More Thoughts on the Atonement

 I’m writing this on my laptop the Sunday morning after the Tornado went through Kentucky. I hope you’ll forgive me if I don’t make a lot of sense or if this one’s a bit rough cut. I’ve just been up all night, every hour on the hour stoking the wood stove in the basement, so I didn’t get a lot of sleep. The power’s still out, and we have no internet for our computers as of this writing, so I’ll have to post this later.

     I’ve been ruminating and meditating a lot lately on “Penal Substitutionary Atonement Theory,” the teaching that God demanded a blood sacrifice in order to be able to forgive us for our sins and misdeeds. I written about blood sacrifices pre-dating the Mosaic Law, and even Abraham, and God never requiring them or regulating them for the forgiveness of sins until the Mosaic Law, and that this was really an idea resulting from a malfunctioning human mind which God co-opted for His own purposes. As Paul wrote, the Mosaic Law was our tutor or schoolmaster to train us up to be ready for Jesus Christ, but when Christ came, the Law, the Torah, was no longer necessary. I’ve also written about the reason why Jesus died, not because God demanded blood for forgiveness, but because we needed to be joined to Him in His death and resurrection in order to be able to not sin, that is, to be able to not respond or act from our own malfunctioning neurology and psychology, but to enable Christ to respond, speak, and act through us just as John wrote in his first epistle, “whatever is born of God does not sin.”

     Here’s the thing, and this is my thought, it’s okay if you believe that Jesus died in order for your sins to be forgiven. I think this is the understanding that’s missing from most progressives I’ve read now and listened to. Did God need a blood sacrifice in order to forgive? No. He just wants the person to change his or her mind and turn to Him. But there is a need within the malfunctioning human psyche for retribution upon behaviors it sees as wrong, evil, or criminal. As part of the malfunction itself, the need to arbitrarily divide things as “good” or “evil” (rooted in treating what pleases and displeases the psyche as either a survival necessity or threat) in the human mind the “evil” actions must be balanced and punished. When the punishment demands death, and the offender is oneself, this becomes problematic. It’s not hard to see how the malfunctioning human psyche went to sacrificial “substitutionary atonement” to begin with thousands of years ago. It’s also not hard to see how, even with the entrenched practice of sacrifices for sins, people can still doubt whether or not they’re forgiven even when the proper atoning sacrifices have been made. And this is true with this understanding being applied to Christ’s sacrifice as well. How many people have I met and talked to that, even supposedly after accepting and believing that Christ died for their sins, still agonize over whether or not they’ve been forgiven? It’s the malfunctioning human psyche which needs to accept that the “evil” it has done, violating it’s own standards of right and wrong whatever they might be, has been let go by God. It often can’t do this because it itself can’t let it go.

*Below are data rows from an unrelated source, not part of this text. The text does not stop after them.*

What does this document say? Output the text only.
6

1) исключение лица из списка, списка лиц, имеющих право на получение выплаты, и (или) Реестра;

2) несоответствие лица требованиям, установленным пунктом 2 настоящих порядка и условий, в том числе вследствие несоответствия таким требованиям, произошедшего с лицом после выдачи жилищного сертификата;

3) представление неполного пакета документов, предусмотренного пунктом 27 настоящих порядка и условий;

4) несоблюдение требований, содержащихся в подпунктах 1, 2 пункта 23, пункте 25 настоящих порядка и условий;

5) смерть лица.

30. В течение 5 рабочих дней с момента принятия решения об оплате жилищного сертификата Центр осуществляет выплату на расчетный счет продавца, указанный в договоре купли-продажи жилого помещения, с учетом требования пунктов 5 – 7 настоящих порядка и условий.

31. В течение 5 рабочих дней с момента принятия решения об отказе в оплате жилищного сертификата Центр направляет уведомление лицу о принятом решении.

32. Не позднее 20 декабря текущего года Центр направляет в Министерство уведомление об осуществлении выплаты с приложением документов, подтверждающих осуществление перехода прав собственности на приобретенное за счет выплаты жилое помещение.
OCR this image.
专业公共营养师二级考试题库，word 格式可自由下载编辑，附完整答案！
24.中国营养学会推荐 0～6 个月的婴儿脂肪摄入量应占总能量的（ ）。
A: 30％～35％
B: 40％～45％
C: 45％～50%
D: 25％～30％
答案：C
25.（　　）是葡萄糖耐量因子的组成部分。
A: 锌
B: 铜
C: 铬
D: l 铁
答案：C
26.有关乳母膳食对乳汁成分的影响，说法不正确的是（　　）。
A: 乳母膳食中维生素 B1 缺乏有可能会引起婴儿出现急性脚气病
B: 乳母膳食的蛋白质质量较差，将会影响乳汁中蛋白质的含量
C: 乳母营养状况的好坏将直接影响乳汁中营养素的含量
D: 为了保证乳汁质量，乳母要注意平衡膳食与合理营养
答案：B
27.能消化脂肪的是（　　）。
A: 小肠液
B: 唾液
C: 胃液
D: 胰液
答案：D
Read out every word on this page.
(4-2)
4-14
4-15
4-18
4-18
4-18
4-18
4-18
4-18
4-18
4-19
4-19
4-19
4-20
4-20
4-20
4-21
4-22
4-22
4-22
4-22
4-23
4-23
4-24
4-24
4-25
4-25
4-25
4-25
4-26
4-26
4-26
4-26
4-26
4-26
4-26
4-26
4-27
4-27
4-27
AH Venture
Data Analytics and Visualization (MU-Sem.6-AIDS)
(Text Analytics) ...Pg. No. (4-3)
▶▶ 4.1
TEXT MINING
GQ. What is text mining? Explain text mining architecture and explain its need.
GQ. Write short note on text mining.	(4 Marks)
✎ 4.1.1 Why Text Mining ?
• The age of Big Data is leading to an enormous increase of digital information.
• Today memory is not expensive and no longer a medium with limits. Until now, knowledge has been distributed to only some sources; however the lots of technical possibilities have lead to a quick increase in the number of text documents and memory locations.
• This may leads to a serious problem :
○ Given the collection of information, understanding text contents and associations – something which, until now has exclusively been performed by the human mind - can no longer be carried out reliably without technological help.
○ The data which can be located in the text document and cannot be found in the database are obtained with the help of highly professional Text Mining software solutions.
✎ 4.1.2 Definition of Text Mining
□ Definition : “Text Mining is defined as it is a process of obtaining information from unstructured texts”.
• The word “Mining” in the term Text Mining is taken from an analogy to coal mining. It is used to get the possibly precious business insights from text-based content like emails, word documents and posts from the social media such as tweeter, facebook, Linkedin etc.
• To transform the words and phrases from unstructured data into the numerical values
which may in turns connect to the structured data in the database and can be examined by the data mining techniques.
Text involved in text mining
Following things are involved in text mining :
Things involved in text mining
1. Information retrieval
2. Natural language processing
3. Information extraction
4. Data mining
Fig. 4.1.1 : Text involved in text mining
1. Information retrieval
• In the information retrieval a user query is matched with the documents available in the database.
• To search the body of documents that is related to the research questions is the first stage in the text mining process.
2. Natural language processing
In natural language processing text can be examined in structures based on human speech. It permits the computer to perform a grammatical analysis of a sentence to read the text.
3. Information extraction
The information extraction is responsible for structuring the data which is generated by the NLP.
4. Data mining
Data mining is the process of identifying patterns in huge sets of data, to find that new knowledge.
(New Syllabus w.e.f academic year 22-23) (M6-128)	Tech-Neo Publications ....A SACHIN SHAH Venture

     God’s okay with Christ’s death on the cross also acting to appease this demand for retribution for crimes and sins committed. Is that why He actually died for us? No, but if it helps for us to turn around and accept His forgiveness, He’s good with it. Does it make Him look like a vengeful tribal god? Depending on who you talk to and where their understanding is at, it can, but God’s not concerned necessarily with how it makes Him look as much as He’s concerned with bringing everyone to Himself.

     Jesus Christ sacrificed Himself so we don’t have to be slaves to our own malfunctioning brains and psyches any longer. He died and rose from the dead in order to join us to Himself so that His Spirit could take control of our actions, behaviors, and responses. There is no question on this point. Jesus Christ died for us to free us from our sin, that is, the malfunctioning behavioral mechanisms in our brains. But God didn’t need His death, the blood sacrifice of an innocent victim, in order to forgive those malfunctioning behaviors, our malfunctioning psyches did. And if that’s what it takes for us to accept His freely given forgiveness, then He’s good with it.